Une confirmation de l’arrêt du 12 mars 2012 en son principe

En matière de sécurité des produits, on se souvient[1] que l’arrêt de la CJUE du 21 décembre 2011[2] interprétatif de la Directive  85/374 du 25 juillet 1985, implique que rien n’empêche de prévoir un régime de responsabilité propre -sans faute- du prestataire de soins en vue de la réparation des dommages causés par un produit défectueux dans le cadre d’une prestation de services, régime qui s’ajoutera au régime de responsabilité du producteur qui découle de la directive.

L’arrêt de la CJUE précisant que la responsabilité susceptible d’incomber à « un utilisateur » « …qui a fait usage dans le cadre d’une prestation de soins prodigués à un patient d’un produit ou d’un appareil qu’il a préalablement acquis…ne relève pas des points que réglemente la Directive 85/374 et échappe ainsi au champ d’application de cette dernière », le conseil d’Etat avait ainsi, par arrêt du 12 mars 2012[3], considéré que c’était à bon droit que les juges d’appel avaient reconnu le service public hospitalier responsable des conséquences dommageables de la défaillance de l’appareil en question, même en l’absence de faute et sans préjudice des actions qu’il est susceptible d’exercer à l’encontre du fabricant.

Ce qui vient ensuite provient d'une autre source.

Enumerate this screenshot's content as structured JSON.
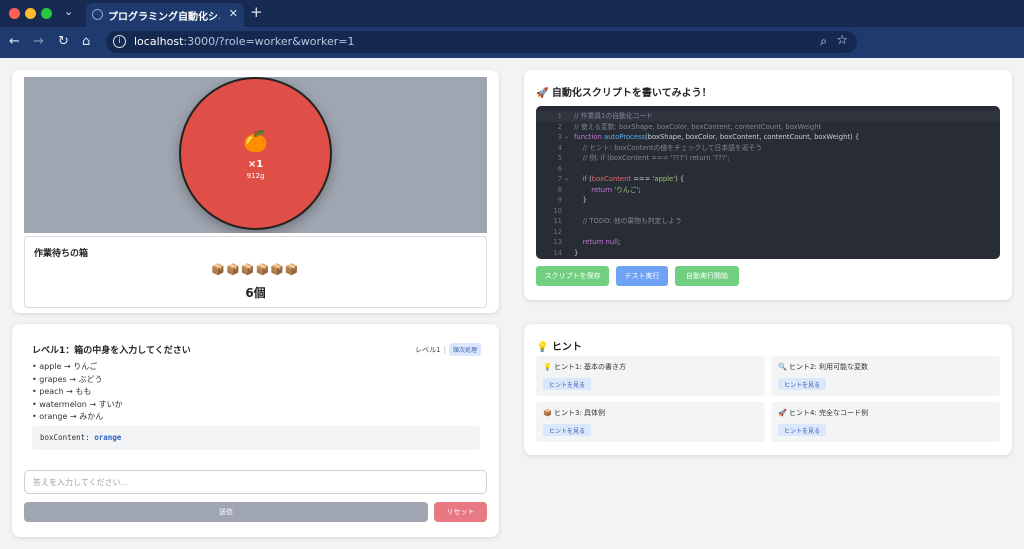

La décision était prononcée à propose d’une espèce mettant en cause la responsabilité de l’hôpital pour des dommages causés par un matelas chauffant défectueux.

Ici, dans cet arrêt du 25 juillet 2013, c’est le même principe de droit qui est appliqué dans une espèce qui concerne l’implantation dans le corps du patient d’une prothèse de genou défectueuse, le centre hospitalier étant au sens de la directive l’utilisateur du produit et non un fournisseur : en cela il échappe à l’application de la Directive 85/374.

Une application dans le cadre d’une implantation de prothèse

Le conseil d’Etat assimile le professionnel de santé qui pose une prothèse dans le corps du patient à celui qui fait usage pour l’exécution des soins d’un quelconque matériel éventuellement réutilisable dans le cadre d’autres prestations de soins et dont il ne se dessaisit pas (matelas chauffant, produit désinfectant, table d’examen, appareils respirateurs ou de radiographie).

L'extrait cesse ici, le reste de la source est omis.